Sea urchins are echinoderms, marine animals that originated more than 540 million years ago. The reason for the intense interest in sequencing the sea urchin genome is because it shares a common ancestor with humans. Sea urchins are closer to human and vertebrates from an evolutionary perspective than other more widely studied animal models, such as fruit fly or worms.

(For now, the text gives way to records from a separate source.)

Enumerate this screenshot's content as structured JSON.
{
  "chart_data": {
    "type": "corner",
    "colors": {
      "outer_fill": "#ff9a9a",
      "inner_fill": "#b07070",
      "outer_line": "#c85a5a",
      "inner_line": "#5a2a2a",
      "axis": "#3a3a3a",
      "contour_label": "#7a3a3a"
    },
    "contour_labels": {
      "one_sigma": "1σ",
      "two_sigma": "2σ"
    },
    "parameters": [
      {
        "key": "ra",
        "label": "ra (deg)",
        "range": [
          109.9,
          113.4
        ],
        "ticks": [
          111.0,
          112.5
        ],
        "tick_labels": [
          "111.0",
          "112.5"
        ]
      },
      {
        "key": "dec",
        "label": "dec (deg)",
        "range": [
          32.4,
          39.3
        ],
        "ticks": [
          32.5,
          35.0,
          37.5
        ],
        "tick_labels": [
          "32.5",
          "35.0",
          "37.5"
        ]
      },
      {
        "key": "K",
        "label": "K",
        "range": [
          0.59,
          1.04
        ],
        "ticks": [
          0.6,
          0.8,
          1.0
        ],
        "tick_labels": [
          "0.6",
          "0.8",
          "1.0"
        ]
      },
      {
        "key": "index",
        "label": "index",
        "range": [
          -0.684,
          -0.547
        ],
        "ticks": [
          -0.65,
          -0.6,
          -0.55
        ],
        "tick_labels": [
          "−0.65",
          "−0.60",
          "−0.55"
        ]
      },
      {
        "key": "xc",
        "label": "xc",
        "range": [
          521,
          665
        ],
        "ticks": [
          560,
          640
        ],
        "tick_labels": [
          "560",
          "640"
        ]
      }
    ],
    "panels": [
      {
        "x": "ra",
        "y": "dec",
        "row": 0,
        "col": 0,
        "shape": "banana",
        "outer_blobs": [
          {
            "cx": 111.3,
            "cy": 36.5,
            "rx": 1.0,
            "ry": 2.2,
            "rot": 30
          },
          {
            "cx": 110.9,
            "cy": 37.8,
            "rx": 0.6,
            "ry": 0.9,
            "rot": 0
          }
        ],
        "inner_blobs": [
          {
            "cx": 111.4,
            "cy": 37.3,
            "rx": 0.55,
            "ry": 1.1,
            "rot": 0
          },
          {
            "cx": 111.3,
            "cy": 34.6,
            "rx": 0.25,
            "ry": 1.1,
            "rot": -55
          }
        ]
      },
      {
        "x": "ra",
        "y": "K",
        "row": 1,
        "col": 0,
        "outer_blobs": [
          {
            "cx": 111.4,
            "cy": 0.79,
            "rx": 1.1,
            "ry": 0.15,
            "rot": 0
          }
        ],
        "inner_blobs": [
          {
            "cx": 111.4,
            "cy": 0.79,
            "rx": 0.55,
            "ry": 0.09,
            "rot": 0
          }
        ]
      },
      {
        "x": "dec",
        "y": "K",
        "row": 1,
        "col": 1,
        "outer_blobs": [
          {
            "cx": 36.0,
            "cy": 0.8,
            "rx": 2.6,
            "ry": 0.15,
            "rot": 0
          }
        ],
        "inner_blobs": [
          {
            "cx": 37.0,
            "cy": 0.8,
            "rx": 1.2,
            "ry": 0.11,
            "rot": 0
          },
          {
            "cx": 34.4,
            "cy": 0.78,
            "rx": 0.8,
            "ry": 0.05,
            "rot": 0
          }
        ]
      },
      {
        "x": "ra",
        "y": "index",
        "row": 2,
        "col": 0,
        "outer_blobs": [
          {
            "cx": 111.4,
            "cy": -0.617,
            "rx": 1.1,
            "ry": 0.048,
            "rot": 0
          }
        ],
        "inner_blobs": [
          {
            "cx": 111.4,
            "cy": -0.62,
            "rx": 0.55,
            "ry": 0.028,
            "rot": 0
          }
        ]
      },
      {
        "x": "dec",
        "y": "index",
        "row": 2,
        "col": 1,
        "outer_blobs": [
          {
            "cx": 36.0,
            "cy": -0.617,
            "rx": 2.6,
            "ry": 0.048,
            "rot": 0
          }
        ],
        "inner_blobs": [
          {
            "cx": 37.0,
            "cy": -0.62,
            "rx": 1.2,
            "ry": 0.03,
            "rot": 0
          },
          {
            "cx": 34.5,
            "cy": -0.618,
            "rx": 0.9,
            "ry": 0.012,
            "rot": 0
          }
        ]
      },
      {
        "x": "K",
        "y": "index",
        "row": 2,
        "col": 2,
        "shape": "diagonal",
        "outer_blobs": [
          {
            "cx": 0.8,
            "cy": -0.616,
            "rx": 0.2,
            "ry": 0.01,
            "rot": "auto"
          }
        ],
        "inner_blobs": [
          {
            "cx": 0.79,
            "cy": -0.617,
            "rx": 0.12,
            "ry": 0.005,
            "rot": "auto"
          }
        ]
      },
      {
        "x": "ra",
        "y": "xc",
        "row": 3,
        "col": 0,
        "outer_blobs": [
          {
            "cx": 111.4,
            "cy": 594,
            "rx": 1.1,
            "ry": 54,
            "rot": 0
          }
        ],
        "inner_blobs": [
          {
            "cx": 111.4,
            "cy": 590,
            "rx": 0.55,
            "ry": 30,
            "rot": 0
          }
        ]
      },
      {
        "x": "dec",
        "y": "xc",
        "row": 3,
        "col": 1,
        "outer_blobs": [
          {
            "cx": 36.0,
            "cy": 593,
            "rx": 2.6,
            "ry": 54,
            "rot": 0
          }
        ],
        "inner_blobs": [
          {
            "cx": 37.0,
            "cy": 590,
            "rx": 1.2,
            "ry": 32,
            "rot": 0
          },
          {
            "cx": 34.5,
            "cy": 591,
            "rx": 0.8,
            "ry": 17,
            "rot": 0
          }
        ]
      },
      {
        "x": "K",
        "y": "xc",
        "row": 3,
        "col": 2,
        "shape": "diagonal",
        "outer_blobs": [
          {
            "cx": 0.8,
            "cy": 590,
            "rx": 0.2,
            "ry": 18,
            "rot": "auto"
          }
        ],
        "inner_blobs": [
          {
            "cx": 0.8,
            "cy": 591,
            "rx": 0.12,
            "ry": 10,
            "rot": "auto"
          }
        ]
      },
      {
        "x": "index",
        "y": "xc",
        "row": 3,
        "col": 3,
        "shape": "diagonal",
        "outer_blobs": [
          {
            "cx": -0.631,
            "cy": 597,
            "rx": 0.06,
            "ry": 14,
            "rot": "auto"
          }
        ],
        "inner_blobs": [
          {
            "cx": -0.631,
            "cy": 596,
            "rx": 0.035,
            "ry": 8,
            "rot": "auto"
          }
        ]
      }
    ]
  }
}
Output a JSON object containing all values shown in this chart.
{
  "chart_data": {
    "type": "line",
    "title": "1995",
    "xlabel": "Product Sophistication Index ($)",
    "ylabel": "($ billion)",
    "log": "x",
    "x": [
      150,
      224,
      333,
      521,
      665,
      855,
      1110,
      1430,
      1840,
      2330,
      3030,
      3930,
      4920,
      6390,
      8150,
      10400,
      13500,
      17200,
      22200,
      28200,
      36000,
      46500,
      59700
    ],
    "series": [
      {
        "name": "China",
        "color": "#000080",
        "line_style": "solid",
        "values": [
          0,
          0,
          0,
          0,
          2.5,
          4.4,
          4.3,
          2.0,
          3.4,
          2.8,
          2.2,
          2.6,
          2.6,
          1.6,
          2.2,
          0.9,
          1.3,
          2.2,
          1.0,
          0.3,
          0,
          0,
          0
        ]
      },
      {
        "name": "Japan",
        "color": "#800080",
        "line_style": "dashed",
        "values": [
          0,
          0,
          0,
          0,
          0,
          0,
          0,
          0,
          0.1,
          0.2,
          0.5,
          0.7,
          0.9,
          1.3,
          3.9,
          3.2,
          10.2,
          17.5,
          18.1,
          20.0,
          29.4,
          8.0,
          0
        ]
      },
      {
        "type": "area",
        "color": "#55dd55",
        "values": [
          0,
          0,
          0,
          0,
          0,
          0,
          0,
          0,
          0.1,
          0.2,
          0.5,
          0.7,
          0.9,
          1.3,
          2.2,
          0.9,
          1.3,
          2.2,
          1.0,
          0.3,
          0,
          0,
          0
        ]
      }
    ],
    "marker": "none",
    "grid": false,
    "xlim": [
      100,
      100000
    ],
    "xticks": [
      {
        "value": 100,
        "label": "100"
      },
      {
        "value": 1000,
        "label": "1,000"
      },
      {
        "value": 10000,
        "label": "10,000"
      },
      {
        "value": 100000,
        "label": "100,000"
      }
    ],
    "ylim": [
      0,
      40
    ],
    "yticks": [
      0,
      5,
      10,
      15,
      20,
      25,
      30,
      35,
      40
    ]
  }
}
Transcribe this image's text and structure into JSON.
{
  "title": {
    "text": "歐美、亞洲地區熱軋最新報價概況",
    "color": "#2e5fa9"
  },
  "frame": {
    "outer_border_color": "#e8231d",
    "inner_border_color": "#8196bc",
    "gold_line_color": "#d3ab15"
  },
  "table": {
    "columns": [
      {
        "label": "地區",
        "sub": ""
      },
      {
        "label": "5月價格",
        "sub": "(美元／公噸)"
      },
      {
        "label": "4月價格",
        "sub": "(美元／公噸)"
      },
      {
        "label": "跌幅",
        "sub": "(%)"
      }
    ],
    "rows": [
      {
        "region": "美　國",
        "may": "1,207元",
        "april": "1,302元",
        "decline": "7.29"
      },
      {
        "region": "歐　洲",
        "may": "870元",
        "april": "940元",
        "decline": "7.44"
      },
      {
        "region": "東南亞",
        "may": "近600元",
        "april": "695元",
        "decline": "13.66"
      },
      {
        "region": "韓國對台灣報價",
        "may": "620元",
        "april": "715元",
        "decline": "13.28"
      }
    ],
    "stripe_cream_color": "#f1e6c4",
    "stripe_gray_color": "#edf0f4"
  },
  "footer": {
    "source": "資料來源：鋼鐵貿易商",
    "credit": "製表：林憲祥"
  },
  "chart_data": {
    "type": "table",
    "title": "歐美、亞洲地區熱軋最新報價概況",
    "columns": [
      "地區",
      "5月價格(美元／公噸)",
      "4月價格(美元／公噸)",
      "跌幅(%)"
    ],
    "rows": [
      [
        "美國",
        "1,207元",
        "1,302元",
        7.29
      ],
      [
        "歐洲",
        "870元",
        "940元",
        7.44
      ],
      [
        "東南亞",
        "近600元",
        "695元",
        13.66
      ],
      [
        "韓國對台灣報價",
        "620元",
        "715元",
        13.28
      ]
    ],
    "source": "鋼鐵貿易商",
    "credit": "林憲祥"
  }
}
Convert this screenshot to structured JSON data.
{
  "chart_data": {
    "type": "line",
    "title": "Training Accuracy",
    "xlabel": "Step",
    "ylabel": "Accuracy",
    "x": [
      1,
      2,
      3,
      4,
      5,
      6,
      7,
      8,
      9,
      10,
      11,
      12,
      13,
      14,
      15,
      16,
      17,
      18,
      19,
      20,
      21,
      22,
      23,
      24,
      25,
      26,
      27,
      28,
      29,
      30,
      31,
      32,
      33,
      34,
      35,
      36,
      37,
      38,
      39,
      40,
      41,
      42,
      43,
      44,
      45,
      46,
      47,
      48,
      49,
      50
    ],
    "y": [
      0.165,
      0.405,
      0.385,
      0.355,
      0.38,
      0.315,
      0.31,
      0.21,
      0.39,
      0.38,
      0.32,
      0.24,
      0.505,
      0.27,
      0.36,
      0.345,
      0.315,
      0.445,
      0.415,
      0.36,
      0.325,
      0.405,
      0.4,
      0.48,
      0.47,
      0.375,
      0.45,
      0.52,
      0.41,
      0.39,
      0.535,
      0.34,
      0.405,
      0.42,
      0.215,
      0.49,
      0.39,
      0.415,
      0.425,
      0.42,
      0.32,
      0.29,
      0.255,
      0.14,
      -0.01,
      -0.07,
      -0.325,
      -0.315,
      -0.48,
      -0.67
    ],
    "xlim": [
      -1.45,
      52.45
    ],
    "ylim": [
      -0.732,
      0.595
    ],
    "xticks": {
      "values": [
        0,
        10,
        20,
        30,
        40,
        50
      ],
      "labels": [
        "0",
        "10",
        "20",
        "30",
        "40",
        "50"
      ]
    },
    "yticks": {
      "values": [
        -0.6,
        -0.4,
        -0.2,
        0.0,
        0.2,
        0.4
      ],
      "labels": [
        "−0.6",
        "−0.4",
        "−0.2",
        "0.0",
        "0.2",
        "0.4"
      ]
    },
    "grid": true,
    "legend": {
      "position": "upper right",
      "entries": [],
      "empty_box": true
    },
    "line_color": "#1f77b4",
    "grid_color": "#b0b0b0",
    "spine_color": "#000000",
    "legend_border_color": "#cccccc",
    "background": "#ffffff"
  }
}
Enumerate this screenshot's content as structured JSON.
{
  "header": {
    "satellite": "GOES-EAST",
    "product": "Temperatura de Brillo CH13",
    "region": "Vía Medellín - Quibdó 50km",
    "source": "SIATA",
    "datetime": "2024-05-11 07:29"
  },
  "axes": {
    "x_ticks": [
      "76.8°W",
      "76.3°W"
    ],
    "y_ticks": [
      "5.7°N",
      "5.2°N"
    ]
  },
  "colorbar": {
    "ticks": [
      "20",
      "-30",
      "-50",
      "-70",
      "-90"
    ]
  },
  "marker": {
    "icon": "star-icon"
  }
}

The sea urchin, in fact, has 7,000 genes in common with humans, including genes associated with Parkinson’s, Alzheimer’s and Huntington’s diseases and muscular dystrophy.
"Another surprise is that this spiny creature with no eyes, nose or hears has genes involved in vision, hearing and smell in humans," said University of Central Florida professor, Cristina Calestani, a member of the Sea Urchin Genome Sequencing Group. "The comparison of human genes with their corresponding ancestral sea urchin genes may give important insight on their function in humans."
"Considering that sea urchins have a long life span -- some can live up to 100 years -- their immune system must be powerful," Calestani said. "Sea urchins could very well provide a new set of antibiotic and antiviral compounds to fight various infectious diseases."